Fils d’un tonnelier, cadet d’une fratrie de sept enfants, le futur représentant de l’École Romaine devient orphelin avant l’adolescence. Dès lors, il semble avoir été recueilli par l’une des nombreuses institutions italiennes pour enfants pauvres auxquelles l’éducation musicale importait. Entre vingt et vingt-quatre ans, le jeune homme assume des fonctions successives : organiste à la cathédrale San Lorenzo de Tivoli, maître de chapelle à celle de San Ruffino d’Assise puis de l’église du Collegium Germanicum et Hungaricum de Rome (séminaire jésuite de langue allemande). Ordonné prêtre en 1637, il défend la musique religieuse (avec emploi original de la cantate dans ce domaine) [lire notre critique du CD] comme la profane (des pièces en hommage à Catherine de Suède). Il enseigne aussi à ses compatriotes (Bassani, Bononcini, Cesti, Colonna, Mocchi, etc.) comme aux étrangers de passage (Baudrexel, Charpentier, Kerll, Krieger, etc.).

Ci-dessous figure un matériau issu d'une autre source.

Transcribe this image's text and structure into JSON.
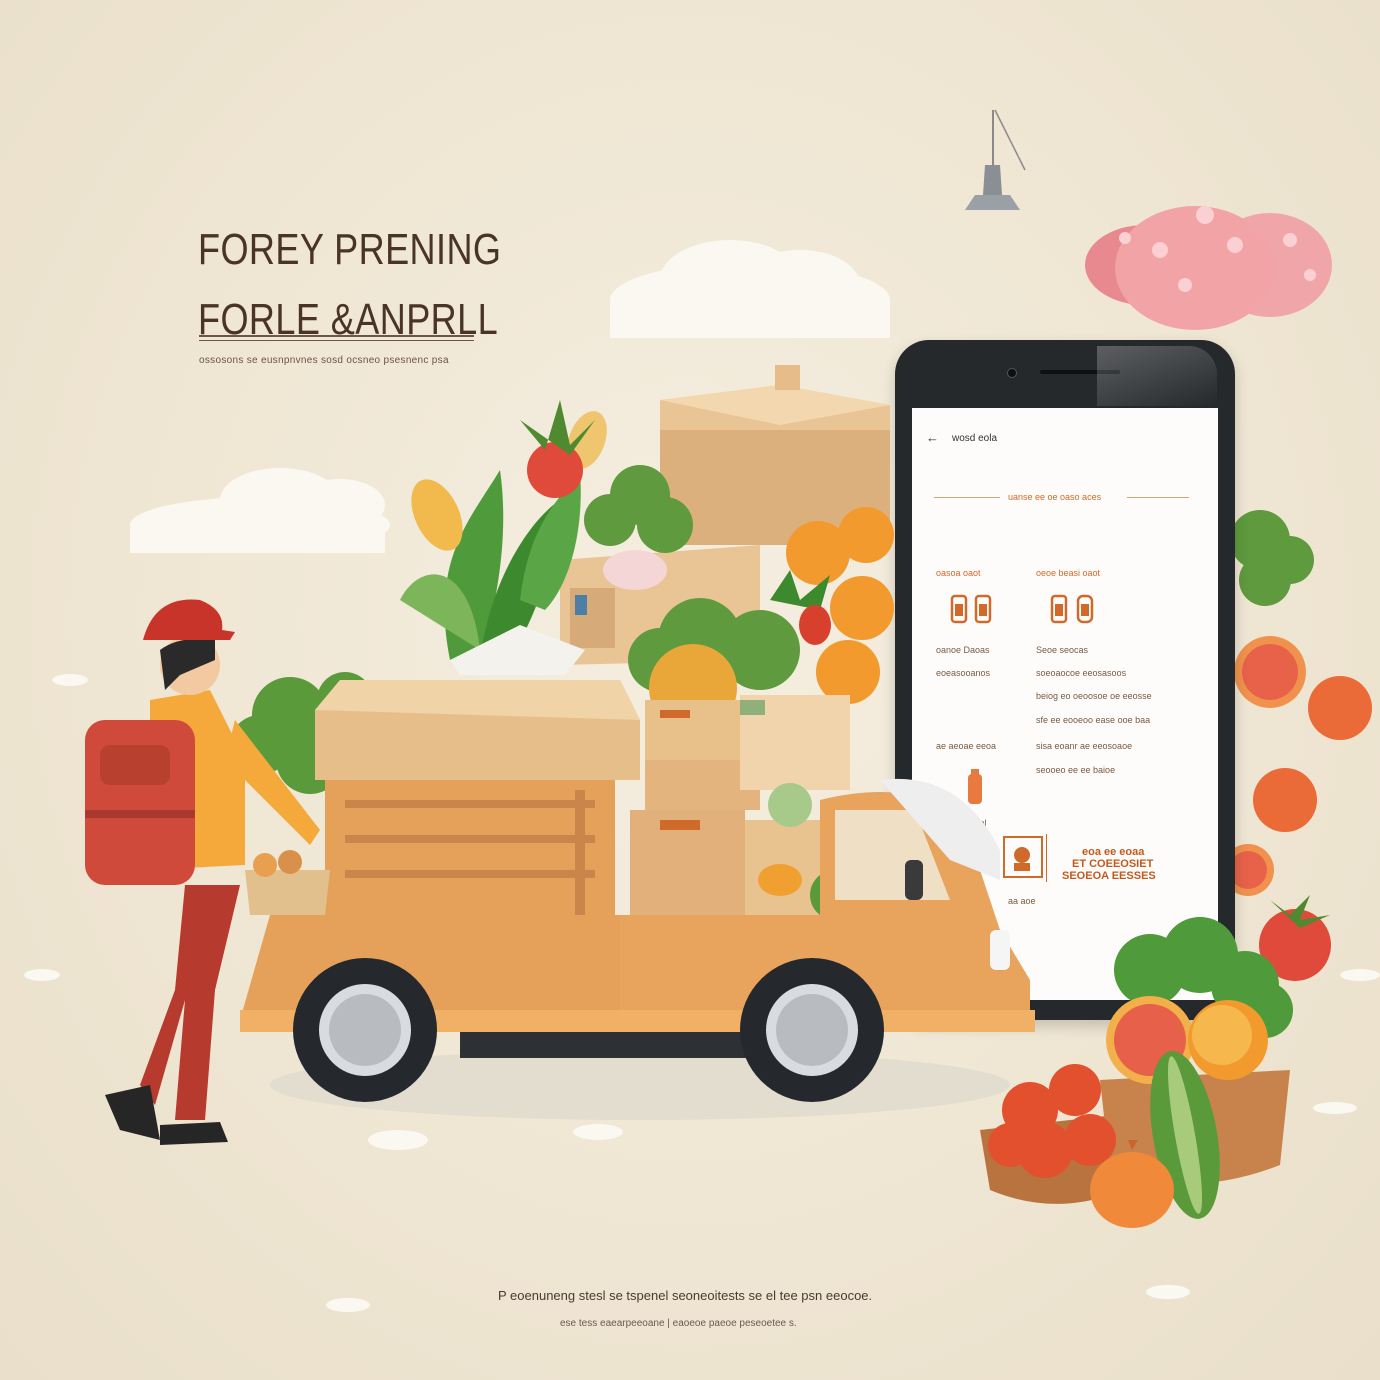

Conteur de nombreuses « histoires sacrées » associées à l’Ancien Testament [lire notre critique du CD], Carissimi raconte ici celle d’Arion de Méthymne, tirée d’une Antiquité semi-légendaire. On connaît tous cet épisode de la vie du poète et musicien grec, né dans l’ile de Lesbos, au VIIe siècle avant J.-C. : jeté à la mer par des marins qui souhaitent se partager ses biens, le joueur de cithare et inventeur présumé du dithyrambe est secouru par un dauphin apollinien qui le ramène sur la côte.
Fondé sur des textes latins anonymes, publié avec le soutien du fidèle Giovanni Battista Mocchi – qui conseille aux musiciens de ne pas se laisser effrayer par l’apparente difficulté de certaines parties –, Arion Romanus (1670) offre vingt-huit motets de durée et de structure variées, qui alternent récitatifs dramatiques, airs et madrigaux, d’abord pour une voix seule (Mortalis homo), puis pour deux, et ainsi de suite jusqu’à l’intervention finale d’un quintette (O quam dilecta Mensa).
Enregistré dans différents lieux saints de Rome entre 2000 et 2013, le claveciniste et organiste Flavio Colusso conduit l’Ensemble Seicentonovecento avec une délicatesse charmante, presque pudique. Au nombre de neuf, les chanteurs ne posent pas de souci majeur, à part quelques aigus perçants, ici ou là : ils se nomment Elena Cecchi Fedi, Margherita Chiminelli, Maria Chiara Chizzoni, Arianna Miceli (soprani), Radu Marian (sopraniste), Antonio Giovannini (alto), Maurizio Dalena (ténor), Luigi De Donato et Aurio Tomicich (basses).